Who out there has ever experienced gender disappointment? Convinced yourself you were going to be having a girl to find out you were having a boy or vice versa?
This current pregnancy, my 2nd, I experienced just this! When i found out i was pregnant, although i kept my thoughts to myself for the first 3 months, i was convinced i was going to be having a girl. I went for the first scan at 3 months, when we saw we had a nice wriggly happy baby, i allowed myself to get very excited and started sharing my thoughts with my partner and my family that i was almost certain it would be a girl. Call it mothers instinct, gut instinct or woman’s intuition… i was 110 percent sure it was a girl. So much so, boys names were not a thought on my brain, i had a few solid girls names i was happy with. Not one boys name. I had this same instinct when i was pregnant with my first, i knew the moment i was pregnant he would be a boy and i was so spot on. I wasn’t going to question my instincts a second time. I felt really connected to my first baby during pregnancy and after, and i was excited to feel this way again a second time.
We went for the second scan and after revealing all was good, nothing to be worried about except a low lying placenta, but baby was fine. So i plucked up the courage to find out what we were having. During the scan it wasn’t obvious, you couldn’t tell so i was sure i had it pegged right again. After her searching for some time, she finally said “Ah, there we go, see there…. its definitely a boy!” I instantly felt sad, don’t get me wrong i knew how lucky i was to be pregnant with a healthy baby after my history Miscarriages and Molar pregnancies but as we drove home i just felt really sad. I even wanted to cry. What had happen to my mothers instinct? My internal woman’s gut instinct only us girls have? how could i have been so sure, yet so wrong? I was really excited at the thought of having one of each, perfect! I guess my disappointment showed in the car on the way home because Carl looked at me and said “Try not to be too disappointed, we have a healthy baby and that’s all that matters.” Of course he was right, but how could he understand how i was feeling right now? It wasn’t even so much that i was having a boy, it was more so that i was wrong, my instinct was off. Am i not connected to this baby like i was the first time? I just couldn’t get to grips my mum instinct was so wrong. Carl couldn’t understand how i was feeling, he tried, but hes not a woman and only a mum could really understand how this feels. It took me a good week to start shifting my feelings and thoughts and accept i was wrong. In actual fact, i still haven’t understood how i could be so wrong. But i am very excited at having another boy. Mind you we still have not any names picked, its a lot harder this time trying to find a boys name. The first time oddly enough i found everything easy, this time around it all seems a lot harder.
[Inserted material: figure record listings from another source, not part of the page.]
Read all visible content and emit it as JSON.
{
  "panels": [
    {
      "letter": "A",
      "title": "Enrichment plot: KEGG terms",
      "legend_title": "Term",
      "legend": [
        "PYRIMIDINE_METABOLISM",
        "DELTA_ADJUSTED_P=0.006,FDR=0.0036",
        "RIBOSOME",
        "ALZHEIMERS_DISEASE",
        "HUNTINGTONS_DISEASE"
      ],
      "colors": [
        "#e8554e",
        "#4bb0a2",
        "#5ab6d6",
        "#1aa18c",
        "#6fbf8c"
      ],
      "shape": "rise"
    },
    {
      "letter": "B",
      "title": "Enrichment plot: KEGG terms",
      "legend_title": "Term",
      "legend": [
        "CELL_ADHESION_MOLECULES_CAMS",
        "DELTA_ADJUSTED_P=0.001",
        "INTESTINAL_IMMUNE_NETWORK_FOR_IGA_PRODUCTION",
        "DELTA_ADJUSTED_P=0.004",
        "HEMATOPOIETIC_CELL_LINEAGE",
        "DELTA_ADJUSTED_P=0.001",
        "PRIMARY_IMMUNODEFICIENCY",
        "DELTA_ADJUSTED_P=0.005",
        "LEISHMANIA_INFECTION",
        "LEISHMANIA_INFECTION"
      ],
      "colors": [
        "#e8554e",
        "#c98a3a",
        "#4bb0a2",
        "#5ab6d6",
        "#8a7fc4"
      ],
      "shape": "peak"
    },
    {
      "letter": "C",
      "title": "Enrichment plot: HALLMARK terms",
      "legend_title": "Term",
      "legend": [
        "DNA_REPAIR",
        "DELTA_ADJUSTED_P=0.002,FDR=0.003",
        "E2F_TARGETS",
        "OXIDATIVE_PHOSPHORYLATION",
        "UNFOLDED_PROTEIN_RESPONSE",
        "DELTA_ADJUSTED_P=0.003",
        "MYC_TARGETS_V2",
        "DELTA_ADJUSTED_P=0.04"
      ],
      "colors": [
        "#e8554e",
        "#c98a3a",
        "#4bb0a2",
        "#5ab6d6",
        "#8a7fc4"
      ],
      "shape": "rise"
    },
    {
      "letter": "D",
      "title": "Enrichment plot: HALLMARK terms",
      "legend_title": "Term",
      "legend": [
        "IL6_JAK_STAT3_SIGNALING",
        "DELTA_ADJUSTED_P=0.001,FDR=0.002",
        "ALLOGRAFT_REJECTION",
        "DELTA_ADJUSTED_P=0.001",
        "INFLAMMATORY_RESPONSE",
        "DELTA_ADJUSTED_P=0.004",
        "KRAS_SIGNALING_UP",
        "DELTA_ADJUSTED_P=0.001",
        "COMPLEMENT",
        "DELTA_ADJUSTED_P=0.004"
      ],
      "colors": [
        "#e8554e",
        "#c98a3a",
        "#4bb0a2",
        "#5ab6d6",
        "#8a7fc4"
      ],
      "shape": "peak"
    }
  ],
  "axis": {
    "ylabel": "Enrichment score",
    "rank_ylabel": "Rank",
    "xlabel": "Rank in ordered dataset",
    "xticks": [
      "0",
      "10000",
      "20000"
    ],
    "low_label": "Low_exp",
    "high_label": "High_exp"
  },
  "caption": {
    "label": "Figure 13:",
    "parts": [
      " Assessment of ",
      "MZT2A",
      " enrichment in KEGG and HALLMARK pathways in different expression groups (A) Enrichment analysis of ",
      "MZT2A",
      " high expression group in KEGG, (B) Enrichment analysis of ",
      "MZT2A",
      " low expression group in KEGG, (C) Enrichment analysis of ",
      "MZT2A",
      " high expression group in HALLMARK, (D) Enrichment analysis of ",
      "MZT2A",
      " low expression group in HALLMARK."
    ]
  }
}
The perks to having another boy… I can keep all of Timmy’s nice clothes, hand me downs (sorry 2nd baby) but i must say, even Timmy had hand me downs among his new baby clothes. Toys can be kept and reused, plates, decorations all boy stuff can be kept. Also, i’m now used to what its like having a boy, so in that respect i know what i am in for.
I would love to hear any feedback or comments you may have on this subject as i’m sure i’m not the only person in the world to have experienced this!